The newest branch of the United States military, the Space Force, organizes, trains and equips forces to execute a variety of space missions, and to deter aggression in, from, and to space.
Active duty Air Force officers and enlisted personnel in existing space career fields and select other career fields are eligible to apply for transfer. While approximately 16,000 military and civilians from the former U.S. Air Force Space Command are now assigned to the new service, this transfer process will officially commission or enlist military members into the service.
“The choice to transfer into the Space Force will be a personal decision for each individual, just as it was for me,” said Chief Master Sgt. Roger A. Towberman, U.S. Space Force Senior Enlisted Advisor. “Each of us volunteered to serve, now we ask for volunteers to help build a new force that is tailor-made and laser-focused on joint warfighting and the space domain.”
Those eligible to apply to transfer into the Space Force include officers and enlisted members in the organic space career fields of space operations (13S) and space systems operations (1C6). Also eligible are officers and enlisted members in several career fields common to both the Air Force and Space Force, including intelligence (14N), cyberspace operations (17X), developmental engineer (62E), acquisition manager (63A), operations intelligence (1N0), geospatial intelligence (1N1), signals intelligence (1N2), fusion analyst (1N4), targeting analyst (1N8), cyberspace support (3D0), and client systems (3D1).

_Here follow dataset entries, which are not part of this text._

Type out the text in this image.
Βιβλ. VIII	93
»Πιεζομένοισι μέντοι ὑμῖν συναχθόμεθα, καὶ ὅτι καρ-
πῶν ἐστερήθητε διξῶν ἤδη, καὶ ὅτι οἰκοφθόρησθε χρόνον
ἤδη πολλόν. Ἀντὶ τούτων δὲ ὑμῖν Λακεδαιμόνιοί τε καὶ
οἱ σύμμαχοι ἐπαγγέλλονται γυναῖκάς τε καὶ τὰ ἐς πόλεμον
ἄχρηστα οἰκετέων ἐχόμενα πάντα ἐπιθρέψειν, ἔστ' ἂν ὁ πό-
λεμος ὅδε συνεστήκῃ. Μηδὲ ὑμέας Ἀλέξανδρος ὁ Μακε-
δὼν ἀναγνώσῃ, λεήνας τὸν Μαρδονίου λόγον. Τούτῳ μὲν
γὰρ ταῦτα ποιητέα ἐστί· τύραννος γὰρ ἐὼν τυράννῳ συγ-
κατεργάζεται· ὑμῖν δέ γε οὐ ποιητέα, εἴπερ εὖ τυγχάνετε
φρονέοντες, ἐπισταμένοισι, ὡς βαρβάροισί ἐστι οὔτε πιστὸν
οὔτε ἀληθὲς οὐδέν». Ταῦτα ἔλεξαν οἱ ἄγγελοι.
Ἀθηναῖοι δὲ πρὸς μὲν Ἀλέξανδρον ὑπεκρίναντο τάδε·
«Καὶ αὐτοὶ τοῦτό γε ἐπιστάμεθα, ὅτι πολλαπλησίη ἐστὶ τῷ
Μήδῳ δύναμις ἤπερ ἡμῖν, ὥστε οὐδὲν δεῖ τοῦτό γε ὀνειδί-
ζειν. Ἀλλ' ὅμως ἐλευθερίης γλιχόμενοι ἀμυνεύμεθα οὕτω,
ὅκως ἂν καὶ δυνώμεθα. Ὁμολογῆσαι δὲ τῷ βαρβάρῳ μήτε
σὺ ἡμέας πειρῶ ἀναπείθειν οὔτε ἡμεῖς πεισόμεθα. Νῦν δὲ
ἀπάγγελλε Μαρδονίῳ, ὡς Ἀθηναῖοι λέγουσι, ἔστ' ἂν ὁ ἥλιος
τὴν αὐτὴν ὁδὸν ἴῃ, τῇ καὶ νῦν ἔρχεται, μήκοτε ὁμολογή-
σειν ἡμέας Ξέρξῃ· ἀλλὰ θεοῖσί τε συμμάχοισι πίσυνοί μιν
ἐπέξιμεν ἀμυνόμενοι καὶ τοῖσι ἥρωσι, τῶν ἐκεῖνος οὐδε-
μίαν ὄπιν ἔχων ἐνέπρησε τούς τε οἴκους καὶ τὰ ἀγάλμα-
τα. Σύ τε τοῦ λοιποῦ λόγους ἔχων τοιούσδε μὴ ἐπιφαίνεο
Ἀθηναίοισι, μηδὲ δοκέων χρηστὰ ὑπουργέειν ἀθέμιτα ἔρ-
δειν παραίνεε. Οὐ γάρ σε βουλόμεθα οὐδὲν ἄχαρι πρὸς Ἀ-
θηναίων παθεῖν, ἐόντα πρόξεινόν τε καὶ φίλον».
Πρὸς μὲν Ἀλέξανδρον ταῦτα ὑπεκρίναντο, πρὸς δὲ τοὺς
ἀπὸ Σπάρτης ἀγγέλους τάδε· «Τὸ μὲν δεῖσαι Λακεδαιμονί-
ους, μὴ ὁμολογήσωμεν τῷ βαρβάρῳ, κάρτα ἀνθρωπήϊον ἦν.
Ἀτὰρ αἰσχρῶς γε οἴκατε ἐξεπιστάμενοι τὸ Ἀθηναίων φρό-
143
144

For those in the organic space career fields (13S and 1C6), transfers to the USSF will begin on September 1. Because active duty space operations missions and functions will completely transfer to the Space Force, Airmen in organic space career fields who decline transfer into the Space Force will receive assistance in examining other options to include applying for retraining into another Air Force specialty, applying to crossflow into the Guard or Reserve, or applying for separation or retirement, if eligible. In the meantime, those service members will remain in the Air Force and may be assigned duties in the Space Force. At the end of the transition period, expected to be sometime in 2022, organic space AFSCs will be removed from Air Force inventory and assignments in those mission areas will no longer be an option for Air Force members.
For the common AFSCs only a limited number of billets will be available, so Air Force and the Space Force leaders are developing a board process to select volunteers for transfer based on mission needs and career sustainment. Since the boarding and selection process will take additional time, transfers for personnel with common AFSCs are expected to begin February 1, 2021.
All eligible personnel in organic and common career fields will receive a direct email from the Air Force Personnel Center on May 1 announcing the opening of the application window and providing directions to submit their applications on line. Individuals who believe they are eligible but do not receive this notification should contact the Total Force Service Center or assignment teams at AFPC. The application period will end on May 31.
Air Force Reserve and Air National Guard personnel remain critical to space mission execution. Air Guard and Air Force Reserve units executing space missions are currently aligned to the Space Force, and will continue supporting Space Force missions in this status while the future of the Reserve Component for the Space Force is determined. The status of Department of the Air Force civilians, whether assigned to Air Force or Space Force organizations, is unchanged.